At Berkeley Lab, Zheng and her colleagues dissolved nickel precursors in a solution of trimethylene glycol and exposed the solution to an unfocussed infrared laser, which set off a chain reaction in the solution as the metal absorbed the light. The reaction formed metal-organic composites that were then separated from the solution.

“When we changed the wavelength of the laser, we would get different composites,” study co-lead author Kaiyang Niu, a materials scientist in Zheng’s lab in the Materials Sciences Division, was quoted as explaining in a news release from Berkeley Lab. “That’s how we determined that the reactions were light-activated rather than heat-activated.”

At NTU, the new material was tested in a gas chamber filled with CO2, and the reaction products were measured at regular time intervals using gas chromatography and mass spectrometry techniques.
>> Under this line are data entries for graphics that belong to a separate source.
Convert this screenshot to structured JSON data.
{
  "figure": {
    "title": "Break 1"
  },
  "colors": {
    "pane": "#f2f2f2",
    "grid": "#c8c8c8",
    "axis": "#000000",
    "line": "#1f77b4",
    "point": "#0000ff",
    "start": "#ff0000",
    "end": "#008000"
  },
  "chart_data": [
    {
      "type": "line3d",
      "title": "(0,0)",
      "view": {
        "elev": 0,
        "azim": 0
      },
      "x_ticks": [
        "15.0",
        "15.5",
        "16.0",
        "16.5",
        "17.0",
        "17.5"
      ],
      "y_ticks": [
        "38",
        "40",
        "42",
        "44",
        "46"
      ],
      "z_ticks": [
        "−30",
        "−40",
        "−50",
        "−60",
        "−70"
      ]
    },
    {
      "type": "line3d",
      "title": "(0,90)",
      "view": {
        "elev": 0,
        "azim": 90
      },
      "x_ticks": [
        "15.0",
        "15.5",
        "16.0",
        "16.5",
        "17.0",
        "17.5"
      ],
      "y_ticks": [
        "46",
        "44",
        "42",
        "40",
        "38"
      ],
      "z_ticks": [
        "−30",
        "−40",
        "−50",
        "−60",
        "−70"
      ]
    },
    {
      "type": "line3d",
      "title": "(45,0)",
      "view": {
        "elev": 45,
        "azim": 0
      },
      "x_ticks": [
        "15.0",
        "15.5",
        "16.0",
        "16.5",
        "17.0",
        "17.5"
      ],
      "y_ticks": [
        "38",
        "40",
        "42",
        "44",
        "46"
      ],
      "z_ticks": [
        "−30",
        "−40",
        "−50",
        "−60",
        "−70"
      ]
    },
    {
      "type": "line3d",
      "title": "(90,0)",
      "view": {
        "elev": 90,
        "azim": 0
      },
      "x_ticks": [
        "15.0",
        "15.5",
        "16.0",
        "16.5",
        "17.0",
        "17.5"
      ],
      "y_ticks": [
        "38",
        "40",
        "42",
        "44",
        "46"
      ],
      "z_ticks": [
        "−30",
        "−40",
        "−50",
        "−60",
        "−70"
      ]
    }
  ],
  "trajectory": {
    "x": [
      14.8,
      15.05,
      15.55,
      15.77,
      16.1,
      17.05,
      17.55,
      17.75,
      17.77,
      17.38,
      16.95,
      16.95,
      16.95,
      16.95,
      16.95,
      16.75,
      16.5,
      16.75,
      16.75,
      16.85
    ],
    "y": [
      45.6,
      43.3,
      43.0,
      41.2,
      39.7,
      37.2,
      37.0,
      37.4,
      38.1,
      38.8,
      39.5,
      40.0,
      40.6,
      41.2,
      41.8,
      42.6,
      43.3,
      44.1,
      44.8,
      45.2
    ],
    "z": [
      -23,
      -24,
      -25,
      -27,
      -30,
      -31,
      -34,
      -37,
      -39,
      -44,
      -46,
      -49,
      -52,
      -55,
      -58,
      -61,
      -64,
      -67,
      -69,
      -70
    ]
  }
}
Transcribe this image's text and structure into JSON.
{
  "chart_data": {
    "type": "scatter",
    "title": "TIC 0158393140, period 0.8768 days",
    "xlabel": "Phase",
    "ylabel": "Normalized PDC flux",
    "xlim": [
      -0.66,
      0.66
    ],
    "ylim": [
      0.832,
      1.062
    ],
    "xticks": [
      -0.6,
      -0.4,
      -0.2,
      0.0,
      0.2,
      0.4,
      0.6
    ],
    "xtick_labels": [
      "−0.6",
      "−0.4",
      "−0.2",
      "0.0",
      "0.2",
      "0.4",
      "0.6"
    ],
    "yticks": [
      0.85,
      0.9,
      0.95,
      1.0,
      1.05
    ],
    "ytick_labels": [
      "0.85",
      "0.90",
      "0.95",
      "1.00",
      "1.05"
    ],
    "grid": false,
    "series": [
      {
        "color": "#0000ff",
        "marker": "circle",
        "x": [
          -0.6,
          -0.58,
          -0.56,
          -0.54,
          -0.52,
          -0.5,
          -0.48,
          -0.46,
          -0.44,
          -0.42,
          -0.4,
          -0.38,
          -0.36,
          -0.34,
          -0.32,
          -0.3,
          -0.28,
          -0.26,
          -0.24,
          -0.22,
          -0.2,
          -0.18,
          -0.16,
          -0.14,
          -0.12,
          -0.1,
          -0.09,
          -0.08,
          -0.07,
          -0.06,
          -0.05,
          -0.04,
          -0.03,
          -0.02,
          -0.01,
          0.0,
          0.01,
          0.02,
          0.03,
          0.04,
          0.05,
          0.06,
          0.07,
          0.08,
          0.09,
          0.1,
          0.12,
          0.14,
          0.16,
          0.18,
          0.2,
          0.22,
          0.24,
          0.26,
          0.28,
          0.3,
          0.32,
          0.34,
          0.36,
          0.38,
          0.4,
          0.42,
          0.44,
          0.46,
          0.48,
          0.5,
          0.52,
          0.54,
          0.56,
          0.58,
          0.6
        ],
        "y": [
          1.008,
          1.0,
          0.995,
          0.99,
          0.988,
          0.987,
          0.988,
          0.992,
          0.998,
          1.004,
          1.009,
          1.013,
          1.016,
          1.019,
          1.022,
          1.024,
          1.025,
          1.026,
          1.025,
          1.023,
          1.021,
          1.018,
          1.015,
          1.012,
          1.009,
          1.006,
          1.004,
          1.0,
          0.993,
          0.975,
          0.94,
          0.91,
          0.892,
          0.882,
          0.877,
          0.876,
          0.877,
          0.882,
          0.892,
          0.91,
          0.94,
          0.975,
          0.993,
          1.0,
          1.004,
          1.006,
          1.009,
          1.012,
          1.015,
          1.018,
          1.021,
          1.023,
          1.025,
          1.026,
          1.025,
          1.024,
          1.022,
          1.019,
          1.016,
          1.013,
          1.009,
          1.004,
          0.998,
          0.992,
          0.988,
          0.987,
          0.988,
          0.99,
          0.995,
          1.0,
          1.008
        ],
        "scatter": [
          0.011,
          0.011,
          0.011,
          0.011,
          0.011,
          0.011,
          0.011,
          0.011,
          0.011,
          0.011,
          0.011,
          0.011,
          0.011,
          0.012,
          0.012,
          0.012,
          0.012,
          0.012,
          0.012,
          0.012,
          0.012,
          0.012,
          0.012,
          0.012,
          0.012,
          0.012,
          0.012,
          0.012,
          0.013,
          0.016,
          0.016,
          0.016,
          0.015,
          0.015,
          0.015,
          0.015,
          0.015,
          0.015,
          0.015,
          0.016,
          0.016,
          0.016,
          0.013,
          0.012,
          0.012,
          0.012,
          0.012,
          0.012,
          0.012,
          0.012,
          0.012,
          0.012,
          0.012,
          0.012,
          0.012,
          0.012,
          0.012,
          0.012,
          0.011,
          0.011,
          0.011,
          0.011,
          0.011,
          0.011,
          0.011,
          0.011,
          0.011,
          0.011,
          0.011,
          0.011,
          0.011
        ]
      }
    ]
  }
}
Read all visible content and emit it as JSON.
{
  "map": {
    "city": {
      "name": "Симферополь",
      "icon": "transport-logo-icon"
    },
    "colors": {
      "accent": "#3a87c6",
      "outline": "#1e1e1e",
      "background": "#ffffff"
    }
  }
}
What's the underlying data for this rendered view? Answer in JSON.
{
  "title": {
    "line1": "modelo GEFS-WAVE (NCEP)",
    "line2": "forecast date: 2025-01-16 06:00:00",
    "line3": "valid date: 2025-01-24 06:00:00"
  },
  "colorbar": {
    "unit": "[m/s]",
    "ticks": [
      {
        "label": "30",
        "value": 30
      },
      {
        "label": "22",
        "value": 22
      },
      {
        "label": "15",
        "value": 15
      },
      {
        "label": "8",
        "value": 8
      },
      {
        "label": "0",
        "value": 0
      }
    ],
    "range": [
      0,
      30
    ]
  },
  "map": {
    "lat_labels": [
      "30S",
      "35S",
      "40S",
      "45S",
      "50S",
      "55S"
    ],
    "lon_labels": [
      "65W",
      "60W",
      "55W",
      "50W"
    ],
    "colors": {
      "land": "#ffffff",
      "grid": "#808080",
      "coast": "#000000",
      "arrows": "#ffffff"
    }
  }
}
Researchers there determined that in an hour at room temperature, 1 gram of the nickel-organic catalyst was able to produce 16,000 micromoles, or 400 milliliters of CO.

The reduction of CO2 by catalysts is not new, but other materials typically generate multiple chemicals in the process. The near-total production of CO with this material appeared to represent a new level of selectivity and control.

“We show a near 100 percent selectivity of CO production, with no detection of competing gas products like hydrogen or methane,” said Zheng. “That’s a big deal. In CO2 reduction, you want to come away with one product, not a mix of different things.”